John McCain thinks it is likely that unless both major parties start doing something for the people, a third party is going to emerge. In fact he thinks it would be an "inevitability." When asked whether the new party would be a right wing, left wing, or centrist party, McCain suggested that we just call it the "Fed Up" Party. McCain could be right that there is enough of a critical mass of people disaffected from the mainstream political parties, that something new could emerge, although our system of government is structured in such a way that historically, it has not been kind to third parties. The last time a third party succeeded at the presidential level was when the new Republican Party managed to elect Abraham Lincoln. But even then, the Republican Party was more of a replacement for the Whigs than a true third party.
But if we could imagine our system evolving in such a way as to permit more than two parties to obtain some real power, maybe we should think even beyond what McCain was suggesting.
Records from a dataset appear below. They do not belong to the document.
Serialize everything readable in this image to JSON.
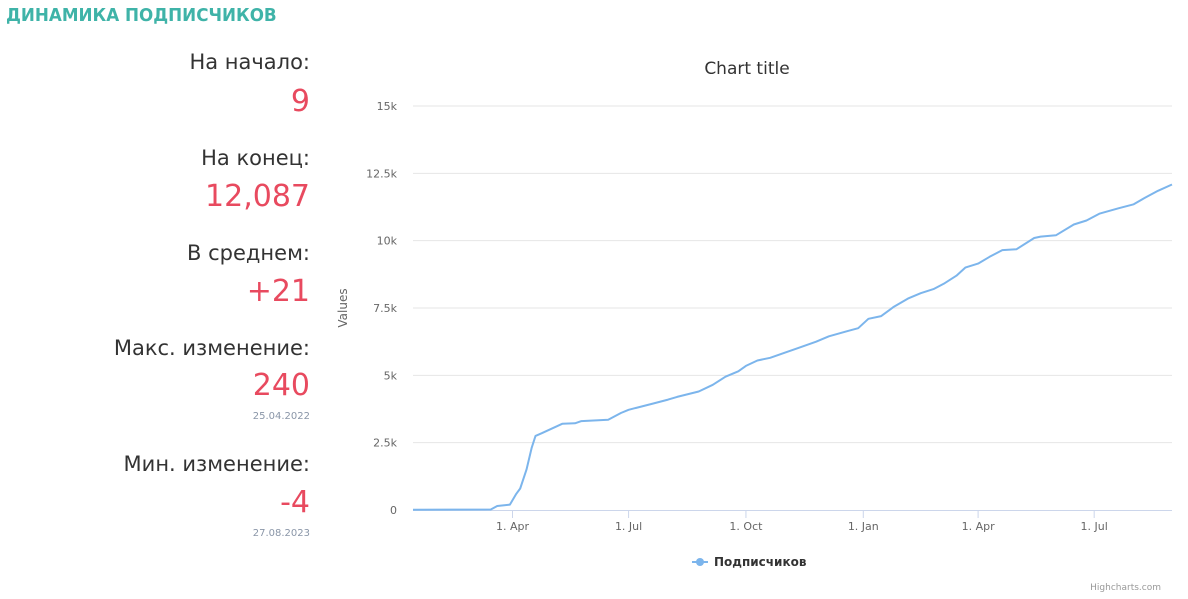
{
  "header": {
    "title": "ДИНАМИКА ПОДПИСЧИКОВ"
  },
  "stats": {
    "start": {
      "label": "На начало:",
      "value": "9"
    },
    "end": {
      "label": "На конец:",
      "value": "12,087"
    },
    "average": {
      "label": "В среднем:",
      "value": "+21"
    },
    "max": {
      "label": "Макс. изменение:",
      "value": "240",
      "date": "25.04.2022"
    },
    "min": {
      "label": "Мин. изменение:",
      "value": "-4",
      "date": "27.08.2023"
    }
  },
  "colors": {
    "accent": "#3fb3a8",
    "value": "#e84a5f",
    "series": "#7cb5ec"
  },
  "chart_data": {
    "type": "line",
    "title": "Chart title",
    "ylabel": "Values",
    "xlabel": "",
    "ylim": [
      0,
      15000
    ],
    "grid": true,
    "legend_position": "bottom-center",
    "credits": "Highcharts.com",
    "y_ticks": [
      {
        "value": 0,
        "label": "0"
      },
      {
        "value": 2500,
        "label": "2.5k"
      },
      {
        "value": 5000,
        "label": "5k"
      },
      {
        "value": 7500,
        "label": "7.5k"
      },
      {
        "value": 10000,
        "label": "10k"
      },
      {
        "value": 12500,
        "label": "12.5k"
      },
      {
        "value": 15000,
        "label": "15k"
      }
    ],
    "x_range": [
      "2022-01-13",
      "2023-08-31"
    ],
    "x_ticks": [
      {
        "date": "2022-04-01",
        "label": "1. Apr"
      },
      {
        "date": "2022-07-01",
        "label": "1. Jul"
      },
      {
        "date": "2022-10-01",
        "label": "1. Oct"
      },
      {
        "date": "2023-01-01",
        "label": "1. Jan"
      },
      {
        "date": "2023-04-01",
        "label": "1. Apr"
      },
      {
        "date": "2023-07-01",
        "label": "1. Jul"
      }
    ],
    "series": [
      {
        "name": "Подписчиков",
        "points": [
          [
            "2022-01-13",
            9
          ],
          [
            "2022-03-15",
            20
          ],
          [
            "2022-03-20",
            150
          ],
          [
            "2022-03-30",
            200
          ],
          [
            "2022-04-04",
            600
          ],
          [
            "2022-04-07",
            800
          ],
          [
            "2022-04-12",
            1500
          ],
          [
            "2022-04-16",
            2300
          ],
          [
            "2022-04-19",
            2750
          ],
          [
            "2022-04-24",
            2850
          ],
          [
            "2022-05-10",
            3200
          ],
          [
            "2022-05-20",
            3220
          ],
          [
            "2022-05-25",
            3300
          ],
          [
            "2022-06-15",
            3350
          ],
          [
            "2022-06-25",
            3600
          ],
          [
            "2022-07-01",
            3720
          ],
          [
            "2022-07-20",
            3950
          ],
          [
            "2022-08-01",
            4100
          ],
          [
            "2022-08-08",
            4200
          ],
          [
            "2022-08-25",
            4400
          ],
          [
            "2022-09-05",
            4650
          ],
          [
            "2022-09-15",
            4950
          ],
          [
            "2022-09-25",
            5150
          ],
          [
            "2022-10-01",
            5350
          ],
          [
            "2022-10-10",
            5550
          ],
          [
            "2022-10-20",
            5650
          ],
          [
            "2022-11-01",
            5850
          ],
          [
            "2022-11-10",
            6000
          ],
          [
            "2022-11-25",
            6250
          ],
          [
            "2022-12-05",
            6450
          ],
          [
            "2022-12-20",
            6650
          ],
          [
            "2022-12-28",
            6750
          ],
          [
            "2023-01-05",
            7100
          ],
          [
            "2023-01-15",
            7200
          ],
          [
            "2023-01-25",
            7550
          ],
          [
            "2023-02-05",
            7850
          ],
          [
            "2023-02-15",
            8050
          ],
          [
            "2023-02-25",
            8200
          ],
          [
            "2023-03-05",
            8400
          ],
          [
            "2023-03-15",
            8700
          ],
          [
            "2023-03-22",
            9000
          ],
          [
            "2023-04-01",
            9150
          ],
          [
            "2023-04-10",
            9400
          ],
          [
            "2023-04-20",
            9650
          ],
          [
            "2023-05-01",
            9680
          ],
          [
            "2023-05-15",
            10100
          ],
          [
            "2023-05-20",
            10150
          ],
          [
            "2023-06-01",
            10200
          ],
          [
            "2023-06-15",
            10600
          ],
          [
            "2023-06-25",
            10750
          ],
          [
            "2023-07-05",
            11000
          ],
          [
            "2023-07-20",
            11200
          ],
          [
            "2023-08-01",
            11350
          ],
          [
            "2023-08-10",
            11600
          ],
          [
            "2023-08-20",
            11850
          ],
          [
            "2023-08-31",
            12087
          ]
        ]
      }
    ]
  }
}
We probably have room for a fourth or fifth party, if we really wanted to capture all of the disaffected elements of the population. On the right, we already have the Tea Party, which is more of a movement than a true political party. But they already have a sizable caucus in Congress, and a coherent set of principles advocating dismantling of all of the functions of the federal government it has picked up in modern times. If it were a real party, it might gain the support of 20% or more of the population. Then we could add a centrist party, consisting of all those who find the Republicans too conservative and the Democrats too liberal. John McCain himself might join such a party, even though he disavowed any such intent, and it might also pick up some Blue Dog Democrats in Congress like Senators Nelson, Lieberman, Webb, Manchin, etc., and the few remaining moderate Republicans. People like New York Mayor Michael Bloomberg seem to be itching to join such a movement. Maybe 20 or 30% of the electorate, those who describe themselves as independents now, would flock to such a party. Finally, on the left, there could be room for a truly socialist/environmentalist/unionist party, led by people like Bernie Sanders and Dennis Kucinich, and followed by those Democrats who already think that President Obama has sold out to the moneyed interests. There might be another 20% of the population who would fall into that camp.
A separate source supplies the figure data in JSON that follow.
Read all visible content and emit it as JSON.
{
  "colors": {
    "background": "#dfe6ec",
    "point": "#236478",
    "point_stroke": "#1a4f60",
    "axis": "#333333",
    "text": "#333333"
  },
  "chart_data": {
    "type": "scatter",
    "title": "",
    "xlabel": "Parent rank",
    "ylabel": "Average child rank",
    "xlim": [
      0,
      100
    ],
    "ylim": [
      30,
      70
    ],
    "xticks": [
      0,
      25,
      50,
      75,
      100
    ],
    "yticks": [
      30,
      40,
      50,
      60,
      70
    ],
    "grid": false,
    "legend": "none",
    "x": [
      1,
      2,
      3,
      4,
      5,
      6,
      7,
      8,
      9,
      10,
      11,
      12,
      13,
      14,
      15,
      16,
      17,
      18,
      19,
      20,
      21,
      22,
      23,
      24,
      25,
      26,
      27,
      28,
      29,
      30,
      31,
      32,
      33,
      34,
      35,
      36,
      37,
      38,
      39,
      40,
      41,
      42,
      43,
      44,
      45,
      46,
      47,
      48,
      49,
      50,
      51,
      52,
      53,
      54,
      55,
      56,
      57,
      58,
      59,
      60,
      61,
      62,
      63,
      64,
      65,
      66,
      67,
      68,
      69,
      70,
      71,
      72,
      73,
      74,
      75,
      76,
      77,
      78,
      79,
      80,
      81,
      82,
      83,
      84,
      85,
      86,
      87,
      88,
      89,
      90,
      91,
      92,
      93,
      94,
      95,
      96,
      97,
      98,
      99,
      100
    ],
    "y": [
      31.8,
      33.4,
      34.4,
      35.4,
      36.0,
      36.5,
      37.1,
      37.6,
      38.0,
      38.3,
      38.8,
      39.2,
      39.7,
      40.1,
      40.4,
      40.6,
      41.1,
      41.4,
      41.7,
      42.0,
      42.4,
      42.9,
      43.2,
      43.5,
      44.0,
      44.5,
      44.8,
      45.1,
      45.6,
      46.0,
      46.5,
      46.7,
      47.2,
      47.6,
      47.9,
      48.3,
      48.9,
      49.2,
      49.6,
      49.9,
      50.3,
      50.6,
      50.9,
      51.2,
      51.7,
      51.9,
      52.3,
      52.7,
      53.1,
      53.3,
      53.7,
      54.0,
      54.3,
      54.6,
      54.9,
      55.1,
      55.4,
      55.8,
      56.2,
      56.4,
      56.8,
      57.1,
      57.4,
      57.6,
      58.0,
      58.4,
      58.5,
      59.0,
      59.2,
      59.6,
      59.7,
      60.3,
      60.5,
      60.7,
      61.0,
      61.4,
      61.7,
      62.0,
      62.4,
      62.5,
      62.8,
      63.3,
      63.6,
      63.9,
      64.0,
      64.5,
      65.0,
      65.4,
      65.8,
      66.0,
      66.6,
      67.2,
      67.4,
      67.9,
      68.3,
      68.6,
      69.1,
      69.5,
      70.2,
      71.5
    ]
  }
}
If three new parties like that were to emerge, my guess is that the Republican Party would likely shrivel to almost nothing. There is not much space between the Tea Partiers, who already comprise the most energetic portion of the Republican base, and the moderate Murkowski-Snowe-McCain type Republicans who might join a more centrist party. The Democrats, who have always been more of a disorganized, quarrelsome mass of competing voices, might not fare much better under such a scenario. Which means that any such reorganization would likely lead to two even more ideologically-based right wing and left wing parties, and a less ideologically-coherent centrist party. Governing would require some sort of center-right or center-left coalition. Another possibility is that people would decide that the whole concept of political parties has outlived its usefulness, and our system would become even more personality-driven, and less ideologically understandable, than it is today.
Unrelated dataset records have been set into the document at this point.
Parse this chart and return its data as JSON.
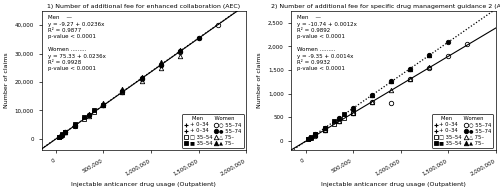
{
  "panel1": {
    "title": "1) Number of additional fee for enhanced collaboration (AEC)",
    "xlabel": "Injectable anticancer drug usage (Outpatient)",
    "ylabel": "Number of claims",
    "xlim": [
      -150000,
      2000000
    ],
    "ylim": [
      -4000,
      45000
    ],
    "xticks": [
      0,
      500000,
      1000000,
      1500000,
      2000000
    ],
    "xtick_labels": [
      "0",
      "500,000",
      "1,000,000",
      "1,500,000",
      "2,000,000"
    ],
    "yticks": [
      0,
      10000,
      20000,
      30000,
      40000
    ],
    "ytick_labels": [
      "0",
      "10,000",
      "20,000",
      "30,000",
      "40,000"
    ],
    "men_line": "Men    —",
    "men_eq": "y = -9.27 + 0.0236x",
    "men_r2": "R² = 0.9877",
    "men_pval": "p-value < 0.0001",
    "women_line": "Women .........",
    "women_eq": "y = 75.33 + 0.0236x",
    "women_r2": "R² = 0.9928",
    "women_pval": "p-value < 0.0001",
    "men_slope": 0.0236,
    "men_intercept": -9.27,
    "women_slope": 0.0236,
    "women_intercept": 75.33
  },
  "panel2": {
    "title": "2) Number of additional fee for specific drug management guidance 2 (ASD2)",
    "xlabel": "Injectable anticancer drug usage (Outpatient)",
    "ylabel": "Number of claims",
    "xlim": [
      -150000,
      2000000
    ],
    "ylim": [
      -200,
      2750
    ],
    "xticks": [
      0,
      500000,
      1000000,
      1500000,
      2000000
    ],
    "xtick_labels": [
      "0",
      "500,000",
      "1,000,000",
      "1,500,000",
      "2,000,000"
    ],
    "yticks": [
      0,
      500,
      1000,
      1500,
      2000,
      2500
    ],
    "ytick_labels": [
      "0",
      "500",
      "1,000",
      "1,500",
      "2,000",
      "2,500"
    ],
    "men_line": "Men    —",
    "men_eq": "y = -10.74 + 0.0012x",
    "men_r2": "R² = 0.9892",
    "men_pval": "p-value < 0.0001",
    "women_line": "Women .........",
    "women_eq": "y = -9.35 + 0.0014x",
    "women_r2": "R² = 0.9932",
    "women_pval": "p-value < 0.0001",
    "men_slope": 0.0012,
    "men_intercept": -10.74,
    "women_slope": 0.0014,
    "women_intercept": -9.35
  },
  "scatter": {
    "p1_men_circle_x": [
      50000,
      100000,
      200000,
      350000,
      500000,
      700000,
      900000,
      1100000,
      1300000,
      1500000,
      1700000
    ],
    "p1_men_circle_y": [
      1200,
      2400,
      4700,
      8300,
      11900,
      16600,
      21200,
      25900,
      30700,
      35400,
      40200
    ],
    "p1_men_tri_x": [
      100000,
      200000,
      350000,
      500000,
      700000,
      900000,
      1100000,
      1300000
    ],
    "p1_men_tri_y": [
      2400,
      4800,
      8200,
      11800,
      16500,
      20500,
      25000,
      29200
    ],
    "p1_men_sq_x": [
      30000,
      60000,
      100000,
      200000,
      300000,
      400000,
      500000
    ],
    "p1_men_sq_y": [
      700,
      1400,
      2400,
      4700,
      7100,
      9400,
      11800
    ],
    "p1_women_circle_x": [
      50000,
      100000,
      200000,
      350000,
      500000,
      700000,
      900000,
      1100000,
      1300000,
      1500000
    ],
    "p1_women_circle_y": [
      1200,
      2500,
      5000,
      8400,
      12000,
      16700,
      21400,
      26100,
      30900,
      35500
    ],
    "p1_women_tri_x": [
      100000,
      200000,
      350000,
      500000,
      700000,
      900000,
      1100000,
      1300000
    ],
    "p1_women_tri_y": [
      2600,
      5000,
      8700,
      12500,
      17400,
      21800,
      26900,
      31400
    ],
    "p1_women_sq_x": [
      30000,
      60000,
      100000,
      200000,
      300000,
      400000
    ],
    "p1_women_sq_y": [
      800,
      1600,
      2600,
      5100,
      7600,
      10200
    ],
    "p2_men_circle_x": [
      50000,
      100000,
      200000,
      350000,
      500000,
      700000,
      900000,
      1100000,
      1300000,
      1500000,
      1700000
    ],
    "p2_men_circle_y": [
      60,
      110,
      230,
      410,
      590,
      820,
      800,
      1310,
      1550,
      1790,
      2050
    ],
    "p2_men_tri_x": [
      100000,
      200000,
      350000,
      500000,
      700000,
      900000,
      1100000,
      1300000
    ],
    "p2_men_tri_y": [
      120,
      240,
      410,
      590,
      830,
      1080,
      1310,
      1560
    ],
    "p2_men_sq_x": [
      30000,
      60000,
      100000,
      200000,
      300000,
      400000,
      500000
    ],
    "p2_men_sq_y": [
      35,
      70,
      120,
      240,
      360,
      480,
      600
    ],
    "p2_women_circle_x": [
      50000,
      100000,
      200000,
      350000,
      500000,
      700000,
      900000,
      1100000,
      1300000,
      1500000
    ],
    "p2_women_circle_y": [
      70,
      140,
      280,
      490,
      700,
      980,
      1260,
      1530,
      1820,
      2100
    ],
    "p2_women_tri_x": [
      100000,
      200000,
      350000,
      500000,
      700000,
      900000,
      1100000,
      1300000
    ],
    "p2_women_tri_y": [
      140,
      280,
      490,
      700,
      980,
      1260,
      1530,
      1820
    ],
    "p2_women_sq_x": [
      30000,
      60000,
      100000,
      200000,
      300000,
      400000
    ],
    "p2_women_sq_y": [
      40,
      80,
      140,
      280,
      420,
      560
    ]
  },
  "legend_title_men": "Men",
  "legend_title_women": "Women",
  "legend_rows": [
    [
      "+",
      "0–34",
      "+",
      "0–34"
    ],
    [
      "sq_open",
      "35–54",
      "sq_fill",
      "35–54"
    ],
    [
      "ci_open",
      "55–74",
      "ci_fill",
      "55–74"
    ],
    [
      "tr_open",
      "75–",
      "tr_fill",
      "75–"
    ]
  ],
  "colors": {
    "line": "#000000",
    "bg": "#ffffff"
  }
}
All these are interesting scenarios to contemplate. Would any of them reduce the level of fed-up-edness? Somehow I doubt it. When you look around the world at countries that already have three or more viable parties shifting or sharing power among themselves--like the United Kingdom, like France, like Israel--their people seem just as fed up as Americans. That means we might need more fundamental changes in the way our democratic systems operate than just increasing the number of political parties.